Quentin Beck was a special effects wizard, who dreamed of being the biggest name in the industry. However, he didn’t have the looks to act, or the patience to direct, so he was “stuck” in the dead-end special effects field until a joking suggestion from a friend led him to supervillany. Beck attacked Spider-Man using complicated robotics, illusions, and hallucinogenic drugs, and eventually became one of Peter’s greatest foes. Mysterio is worth putting on screen for the insanity of the movie alone. Ever wanted to see Spidey fight dinosaurs, demons, evil version of himself, and more? That could all happen at once. Hell, in one Christmas time story, Mysterio caused Spidey to hallucinate Santa the Barbarian with his demonic reindeer attacking the city. Maybe set him up as a first rate assassin and send him after Spider-Man. No matter how you cut it, he’s worth putting in a movie.

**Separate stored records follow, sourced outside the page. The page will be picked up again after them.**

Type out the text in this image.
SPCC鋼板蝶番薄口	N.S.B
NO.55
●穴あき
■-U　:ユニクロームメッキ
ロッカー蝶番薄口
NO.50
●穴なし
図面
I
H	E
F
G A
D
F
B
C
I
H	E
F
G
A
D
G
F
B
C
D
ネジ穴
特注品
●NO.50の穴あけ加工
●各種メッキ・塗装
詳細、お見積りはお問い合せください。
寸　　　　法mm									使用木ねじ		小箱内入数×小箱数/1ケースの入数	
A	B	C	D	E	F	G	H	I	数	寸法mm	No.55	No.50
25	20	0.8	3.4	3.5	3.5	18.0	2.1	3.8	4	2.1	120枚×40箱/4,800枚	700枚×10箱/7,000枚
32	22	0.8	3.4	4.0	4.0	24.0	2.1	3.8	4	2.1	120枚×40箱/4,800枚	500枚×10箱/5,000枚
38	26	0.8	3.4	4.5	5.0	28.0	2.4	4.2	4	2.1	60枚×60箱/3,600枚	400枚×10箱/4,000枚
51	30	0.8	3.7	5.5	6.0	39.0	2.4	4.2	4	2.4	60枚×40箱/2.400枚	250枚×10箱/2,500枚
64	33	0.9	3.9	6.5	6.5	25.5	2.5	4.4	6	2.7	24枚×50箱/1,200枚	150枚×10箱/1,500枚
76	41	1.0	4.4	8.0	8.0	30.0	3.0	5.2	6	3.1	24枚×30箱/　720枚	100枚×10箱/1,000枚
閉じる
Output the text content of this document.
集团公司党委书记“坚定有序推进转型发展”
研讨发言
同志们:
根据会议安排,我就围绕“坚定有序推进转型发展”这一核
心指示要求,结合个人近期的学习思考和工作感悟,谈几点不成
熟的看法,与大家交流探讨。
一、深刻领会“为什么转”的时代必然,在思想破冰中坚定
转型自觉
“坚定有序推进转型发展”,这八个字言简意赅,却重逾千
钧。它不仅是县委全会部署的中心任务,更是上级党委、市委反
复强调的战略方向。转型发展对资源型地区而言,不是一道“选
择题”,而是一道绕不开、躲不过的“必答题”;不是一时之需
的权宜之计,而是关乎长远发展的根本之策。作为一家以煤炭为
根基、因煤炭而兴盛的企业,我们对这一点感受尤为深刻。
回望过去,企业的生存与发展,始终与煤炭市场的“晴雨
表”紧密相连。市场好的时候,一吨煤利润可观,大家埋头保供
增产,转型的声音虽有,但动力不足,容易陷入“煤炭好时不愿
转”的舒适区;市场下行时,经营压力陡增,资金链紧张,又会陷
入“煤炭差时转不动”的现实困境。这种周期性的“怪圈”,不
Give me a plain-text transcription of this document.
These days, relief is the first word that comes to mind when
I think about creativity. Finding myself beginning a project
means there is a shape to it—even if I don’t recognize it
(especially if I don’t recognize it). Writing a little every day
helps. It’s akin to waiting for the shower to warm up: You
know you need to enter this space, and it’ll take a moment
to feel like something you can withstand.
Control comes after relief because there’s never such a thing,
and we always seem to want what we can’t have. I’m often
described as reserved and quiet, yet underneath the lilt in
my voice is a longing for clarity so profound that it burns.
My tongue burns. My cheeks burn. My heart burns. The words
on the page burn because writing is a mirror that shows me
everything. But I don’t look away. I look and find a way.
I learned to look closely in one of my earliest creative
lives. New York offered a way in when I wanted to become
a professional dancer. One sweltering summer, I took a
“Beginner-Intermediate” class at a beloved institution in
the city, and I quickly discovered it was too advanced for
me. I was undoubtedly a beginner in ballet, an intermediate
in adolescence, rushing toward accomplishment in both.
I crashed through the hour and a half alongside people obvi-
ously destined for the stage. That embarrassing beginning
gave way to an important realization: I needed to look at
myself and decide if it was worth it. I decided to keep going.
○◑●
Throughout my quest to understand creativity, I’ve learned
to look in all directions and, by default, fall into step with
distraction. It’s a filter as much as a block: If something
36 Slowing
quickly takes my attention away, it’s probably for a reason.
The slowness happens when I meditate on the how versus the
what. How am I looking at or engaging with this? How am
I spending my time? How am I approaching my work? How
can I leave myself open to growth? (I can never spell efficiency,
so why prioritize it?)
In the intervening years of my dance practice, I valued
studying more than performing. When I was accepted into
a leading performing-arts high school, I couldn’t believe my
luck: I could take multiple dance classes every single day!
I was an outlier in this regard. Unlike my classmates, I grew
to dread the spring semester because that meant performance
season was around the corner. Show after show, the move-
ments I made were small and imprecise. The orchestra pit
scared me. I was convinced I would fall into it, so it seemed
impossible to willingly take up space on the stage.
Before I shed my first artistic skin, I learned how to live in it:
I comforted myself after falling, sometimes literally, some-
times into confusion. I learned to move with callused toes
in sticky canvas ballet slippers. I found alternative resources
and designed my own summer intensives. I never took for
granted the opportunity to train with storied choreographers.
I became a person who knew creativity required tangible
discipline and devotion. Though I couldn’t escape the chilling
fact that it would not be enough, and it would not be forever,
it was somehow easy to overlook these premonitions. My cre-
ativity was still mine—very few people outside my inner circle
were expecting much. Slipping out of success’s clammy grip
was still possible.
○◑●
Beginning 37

Mac Gargan was a PI that J. Jonah Jameson hired to figure out how Peter Parker would continuously get amazing photos of Spider-Man. After that went nowhere, Jonah still desired to defeat Spidey and paid Mac $10,000 to participate in an experiment with animal DNA, which gave him insect abilities, a powered suit, but caused him to lose his sanity. He blamed Jonah for his condition, and also quickly grew to hate Spider-Man for stopping him. That’s the plot of a movie right there. Plus, it has the added benefit of a strong J. Jonah Jameson connection, something we definitely need with the new Spidey movies.
This entry comes with a massive caveat- Venom needs to be a well established player in the MCU before Carnage should be even hinted at. The Carnage symbiote is Venom’s even more insane and bloodthirsty son. It bonded with serial killer Cletus Kassidy, forming a terrifying murderous team. Carnage is simply Spider-Man’s most frightening enemy, who has no qualms about murder, manipulation, and just plain watching the world burn. Any movie with Carnage would simply push Peter to his breaking point... and beyond.
Sergei Kravinoff is Spider-Man’s greatest foe that we haven’t seen in live action, period. The world’s greatest big game hunter, he turned his attention to Spider-Man after the wilds of Africa began to bore him. Kraven was just a typical supervillain until the infamous “Kraven’s Last Hunt.” In that story, Sergei snapped, hunted down Spider-Man, and “killed” him. After burying Peter alive, Kraven went on to replace him, proving to world, at least in his shattered psyche, that he was his foe’s better. Peter fought back, broke free of his grave, and defeated Kraven. Ashamed of his failure, Kraven took his own life. Kraven is a complex character, driven by honor, greed, and simply the need to be the greatest. His death only makes his story more tragic, one of a man who could have done so much more, if it wasn’t for his own ego.